Discussing the case as a whole, the judge described the local authority’s analysis to be “deeply flawed”.

She said: “They [Bradford] have taken a view about the primacy of D's cultural needs and given insufficient and in some cases no weight to the many other factors that are highly relevant to D's welfare throughout his life including the harm that D would be caused by removing him from the care of Mr and Mrs E. They have failed to properly apply the principle that adoption should only be sanctioned where nothing else will do. They have failed to apply the relevant welfare checklist. The local authority not performing a proper analysis or getting the balance wrong is one thing, however, it is another matter to act in a way that is not transparent or fair.”

She added: “In my judgment in this case Bradford MDC has neither been transparent nor fair. If the special guardianship order (SGO) assessment was thought not to be robust enough, then the social worker should have explored any criticisms with Mr and Mrs E before adding them into the second report. However, it was evident that not only was the social worker's initial analysis appropriate and correct in its conclusion, but there was also no omission or lack of robustness in the SGO report.”

Dismissing the council’s application for care and placement orders, HHJ Hickinbottom said: “Placements of children outside of their birth family are never ideal and it has to be acknowledged in this case that despite the best efforts of Mr and Mrs E they are not his birth family, nor can they ever fully reflect his heritage.
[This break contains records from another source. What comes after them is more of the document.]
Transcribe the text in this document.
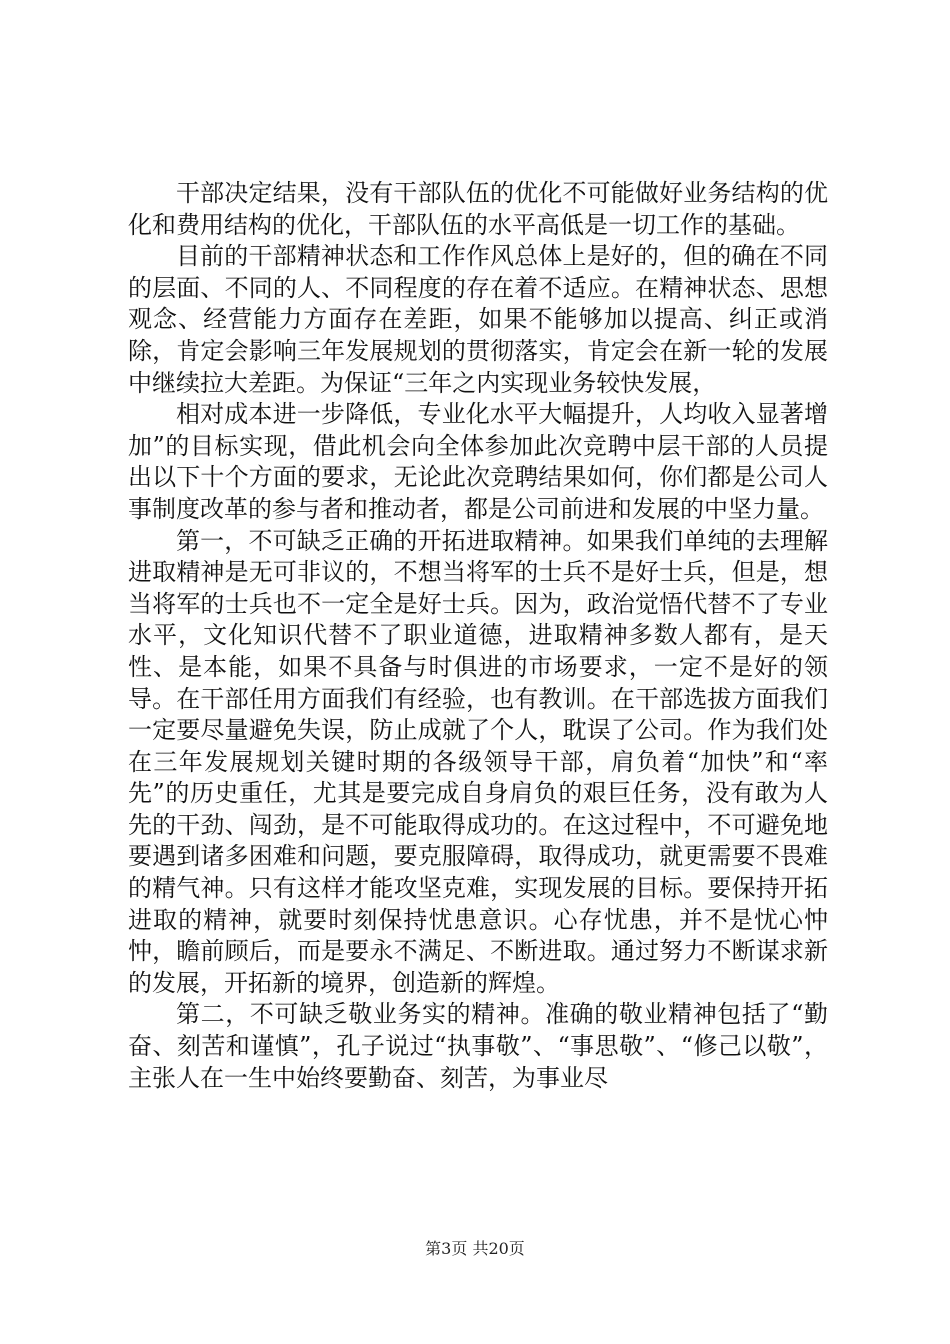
干部决定结果，没有干部队伍的优化不可能做好业务结构的优化和费用结构的优化，干部队伍的水平高低是一切工作的基础。

目前的干部精神状态和工作作风总体上是好的，但的确在不同的层面、不同的人、不同程度的存在着不适应。在精神状态、思想观念、经营能力方面存在差距，如果不能够加以提高、纠正或消除，肯定会影响三年发展规划的贯彻落实，肯定会在新一轮的发展中继续拉大差距。为保证“三年之内实现业务较快发展，

相对成本进一步降低，专业化水平大幅提升，人均收入显著增加”的目标实现，借此机会向全体参加此次竞聘中层干部的人员提出以下十个方面的要求，无论此次竞聘结果如何，你们都是公司人事制度改革的参与者和推动者，都是公司前进和发展的中坚力量。

第一，不可缺乏正确的开拓进取精神。如果我们单纯的去理解进取精神是无可非议的，不想当将军的士兵不是好士兵，但是，想当将军的士兵也不一定全是好士兵。因为，政治觉悟代替不了专业水平，文化知识代替不了职业道德，进取精神多数人都有，是天性、是本能，如果不具备与时俱进的市场要求，一定不是好的领导。在干部任用方面我们有经验，也有教训。在干部选拔方面我们一定要尽量避免失误，防止成就了个人，耽误了公司。作为我们处在三年发展规划关键时期的各级领导干部，肩负着“加快”和“率先”的历史重任，尤其是要完成自身肩负的艰巨任务，没有敢为人先的干劲、闯劲，是不可能取得成功的。在这过程中，不可避免地要遇到诸多困难和问题，要克服障碍，取得成功，就更需要不畏难的精气神。只有这样才能攻坚克难，实现发展的目标。要保持开拓进取的精神，就要时刻保持忧患意识。心存忧患，并不是忧心忡忡，瞻前顾后，而是要永不满足、不断进取。通过努力不断谋求新的发展，开拓新的境界，创造新的辉煌。

第二，不可缺乏敬业务实的精神。准确的敬业精神包括了“勤奋、刻苦和谨慎”，孔子说过“执事敬”、“事思敬”、“修己以敬”，主张人在一生中始终要勤奋、刻苦，为事业尽

第3页 共20页
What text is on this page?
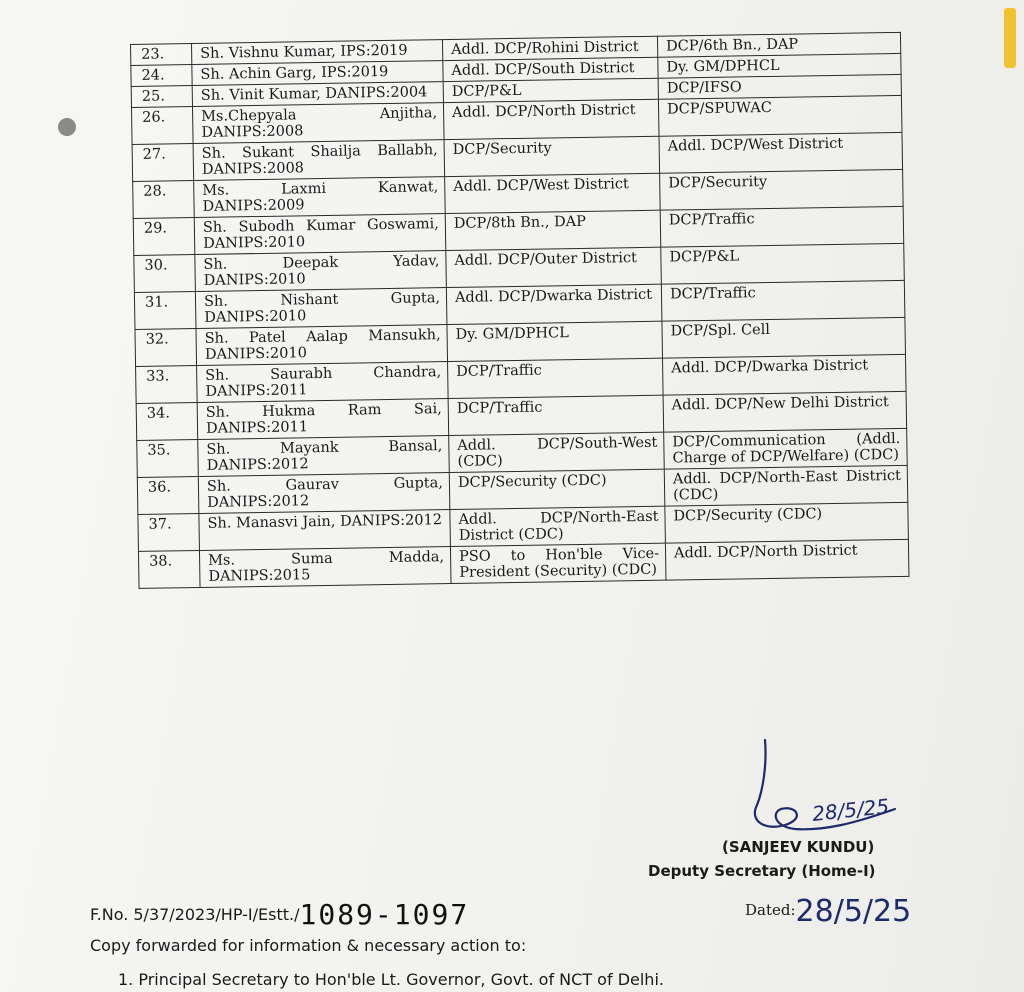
23.	Sh. Vishnu Kumar, IPS:2019	Addl. DCP/Rohini District	DCP/6th Bn., DAP
24.	Sh. Achin Garg, IPS:2019	Addl. DCP/South District	Dy. GM/DPHCL
25.	Sh. Vinit Kumar, DANIPS:2004	DCP/P&L	DCP/IFSO
26.	Ms.Chepyala Anjitha, DANIPS:2008	Addl. DCP/North District	DCP/SPUWAC
27.	Sh. Sukant Shailja Ballabh, DANIPS:2008	DCP/Security	Addl. DCP/West District
28.	Ms. Laxmi Kanwat, DANIPS:2009	Addl. DCP/West District	DCP/Security
29.	Sh. Subodh Kumar Goswami, DANIPS:2010	DCP/8th Bn., DAP	DCP/Traffic
30.	Sh. Deepak Yadav, DANIPS:2010	Addl. DCP/Outer District	DCP/P&L
31.	Sh. Nishant Gupta, DANIPS:2010	Addl. DCP/Dwarka District	DCP/Traffic
32.	Sh. Patel Aalap Mansukh, DANIPS:2010	Dy. GM/DPHCL	DCP/Spl. Cell
33.	Sh. Saurabh Chandra, DANIPS:2011	DCP/Traffic	Addl. DCP/Dwarka District
34.	Sh. Hukma Ram Sai, DANIPS:2011	DCP/Traffic	Addl. DCP/New Delhi District
35.	Sh. Mayank Bansal, DANIPS:2012	Addl. DCP/South-West (CDC)	DCP/Communication (Addl. Charge of DCP/Welfare) (CDC)
36.	Sh. Gaurav Gupta, DANIPS:2012	DCP/Security (CDC)	Addl. DCP/North-East District (CDC)
37.	Sh. Manasvi Jain, DANIPS:2012	Addl. DCP/North-East District (CDC)	DCP/Security (CDC)
38.	Ms. Suma Madda, DANIPS:2015	PSO to Hon'ble Vice-President (Security) (CDC)	Addl. DCP/North District
28/5/25
(SANJEEV KUNDU)
Deputy Secretary (Home-I)
F.No. 5/37/2023/HP-I/Estt./1089-1097	Dated:28/5/25
Copy forwarded for information & necessary action to:
1. Principal Secretary to Hon'ble Lt. Governor, Govt. of NCT of Delhi.
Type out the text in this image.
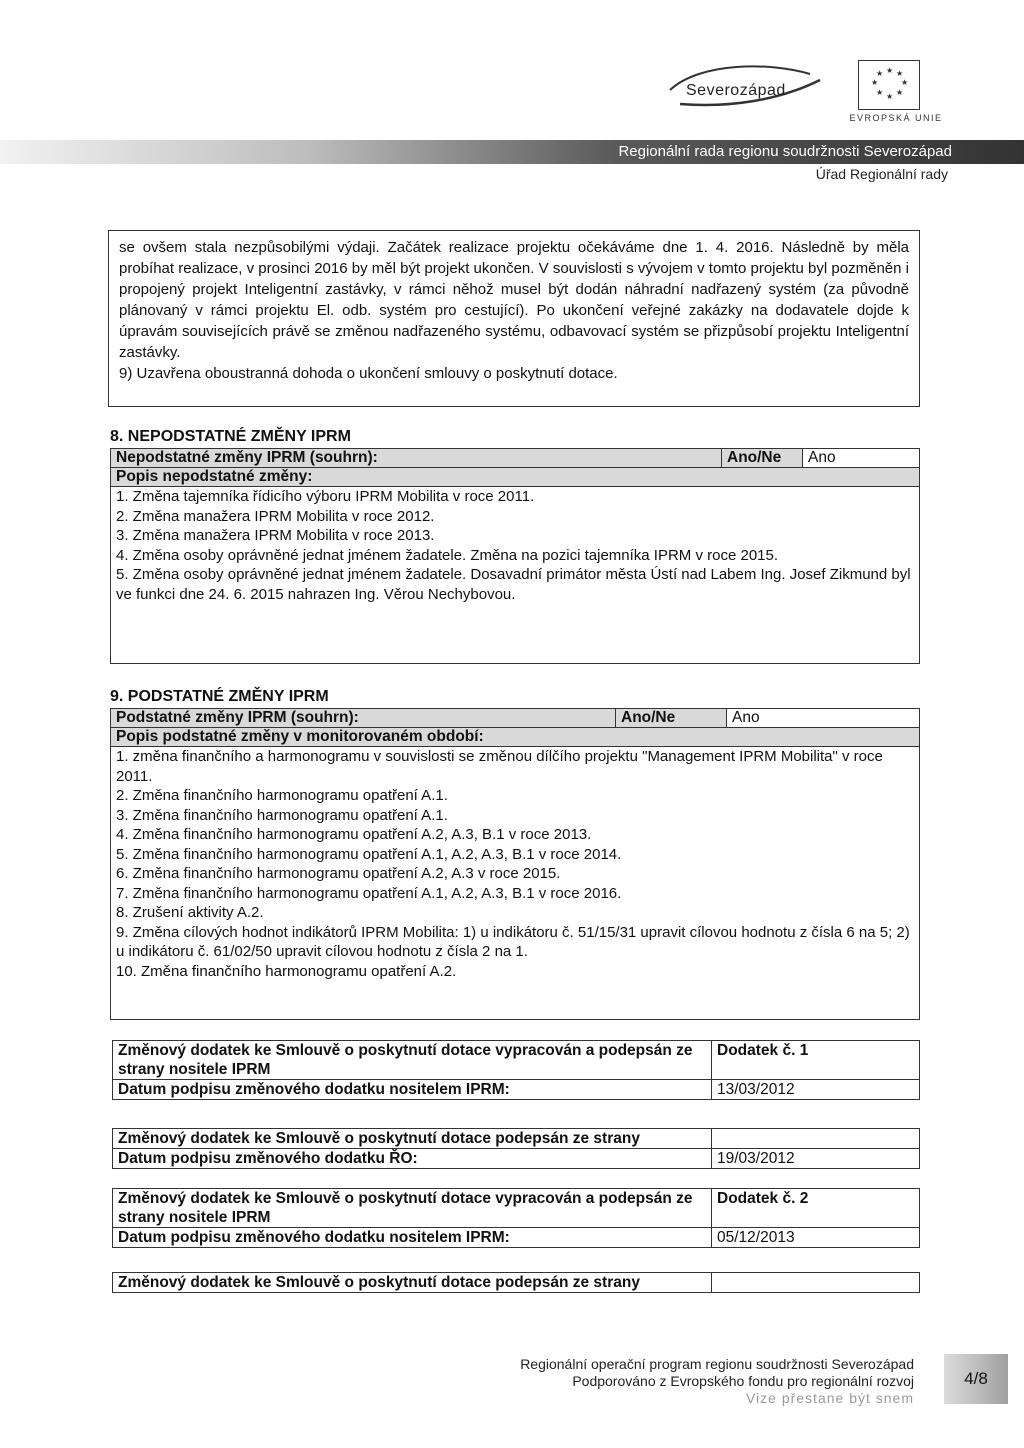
Severozápad
★ ★
★
★
★
★
★
★
EVROPSKÁ UNIE
Regionální rada regionu soudržnosti Severozápad
Úřad Regionální rady

se ovšem stala nezpůsobilými výdaji. Začátek realizace projektu očekáváme dne 1. 4. 2016. Následně by měla probíhat realizace, v prosinci 2016 by měl být projekt ukončen. V souvislosti s vývojem v tomto projektu byl pozměněn i propojený projekt Inteligentní zastávky, v rámci něhož musel být dodán náhradní nadřazený systém (za původně plánovaný v rámci projektu El. odb. systém pro cestující). Po ukončení veřejné zakázky na dodavatele dojde k úpravám souvisejících právě se změnou nadřazeného systému, odbavovací systém se přizpůsobí projektu Inteligentní zastávky.

9) Uzavřena oboustranná dohoda o ukončení smlouvy o poskytnutí dotace.

8. NEPODSTATNÉ ZMĚNY IPRM
Nepodstatné změny IPRM (souhrn):	Ano/Ne	Ano
Popis nepodstatné změny:

1. Změna tajemníka řídicího výboru IPRM Mobilita v roce 2011.
2. Změna manažera IPRM Mobilita v roce 2012.
3. Změna manažera IPRM Mobilita v roce 2013.
4. Změna osoby oprávněné jednat jménem žadatele. Změna na pozici tajemníka IPRM v roce 2015.
5. Změna osoby oprávněné jednat jménem žadatele. Dosavadní primátor města Ústí nad Labem Ing. Josef Zikmund byl ve funkci dne 24. 6. 2015 nahrazen Ing. Věrou Nechybovou.
9. PODSTATNÉ ZMĚNY IPRM
Podstatné změny IPRM (souhrn):	Ano/Ne	Ano
Popis podstatné změny v monitorovaném období:

1. změna finančního a harmonogramu v souvislosti se změnou dílčího projektu "Management IPRM Mobilita" v roce 2011.
2. Změna finančního harmonogramu opatření A.1.
3. Změna finančního harmonogramu opatření A.1.
4. Změna finančního harmonogramu opatření A.2, A.3, B.1 v roce 2013.
5. Změna finančního harmonogramu opatření A.1, A.2, A.3, B.1 v roce 2014.
6. Změna finančního harmonogramu opatření A.2, A.3 v roce 2015.
7. Změna finančního harmonogramu opatření A.1, A.2, A.3, B.1 v roce 2016.
8. Zrušení aktivity A.2.
9. Změna cílových hodnot indikátorů IPRM Mobilita: 1) u indikátoru č. 51/15/31 upravit cílovou hodnotu z čísla 6 na 5; 2) u indikátoru č. 61/02/50 upravit cílovou hodnotu z čísla 2 na 1.
10. Změna finančního harmonogramu opatření A.2.
Změnový dodatek ke Smlouvě o poskytnutí dotace vypracován a podepsán ze strany nositele IPRM	Dodatek č. 1
Datum podpisu změnového dodatku nositelem IPRM:	13/03/2012
Změnový dodatek ke Smlouvě o poskytnutí dotace podepsán ze strany	
Datum podpisu změnového dodatku ŘO:	19/03/2012
Změnový dodatek ke Smlouvě o poskytnutí dotace vypracován a podepsán ze strany nositele IPRM	Dodatek č. 2
Datum podpisu změnového dodatku nositelem IPRM:	05/12/2013
Změnový dodatek ke Smlouvě o poskytnutí dotace podepsán ze strany	
Regionální operační program regionu soudržnosti Severozápad
Podporováno z Evropského fondu pro regionální rozvoj
Vize přestane být snem
4/8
However, they do have a lot to offer D. They already know and love him. The evidence of the social worker is that they provide him with excellent care. They are committed to supporting D and to understanding his heritage and culture. They are supportive of him having relationships with his birth family as and when that is right for him.

“The concerns for the stability of this placement in so far as Bradford MDC continue to rely on them are not in my judgment significant. Mr and Mrs E have addressed any issues and present as high-quality carers committed to D and committed to ensuring that they put themselves in the best position to care for him. There is not in my judgment any higher a likelihood that this placement will break down than there would be in a hypothetical adoptive placement. In many ways the placement with Mr and Mrs E is likely to be more resilient due to their experience as carers, their commitment to growth and their existing bond and knowledge of D. This is not a case where nothing else will do.”

She continued: “I am satisfied having weighed all the relevant factors that the making of care and placement orders is neither necessary nor proportionate. It is evidently an unnecessary interference with the parents' and D's Article 8 rights when not only is there another realistic option for D, but where in all the circumstances there is a better plan for D.

“Looking at this case holistically and balancing all the relevant factors in the welfare checklist, D remaining with Mr and Mrs E is overwhelmingly in his best interests both now and throughout his life. Both parents support an SGO being made, and it is clear given the assessment of the Mother, and the Father's lack of any real engagement that no less interventionist order will do for D. D requires the permanence of an SGO and the enhanced parental responsibility it will give to Mr and Mrs E.”

The judge dismissed the local authority’s application for care and placement orders and granted Mr and Mrs E a special guardianship order in favour of D.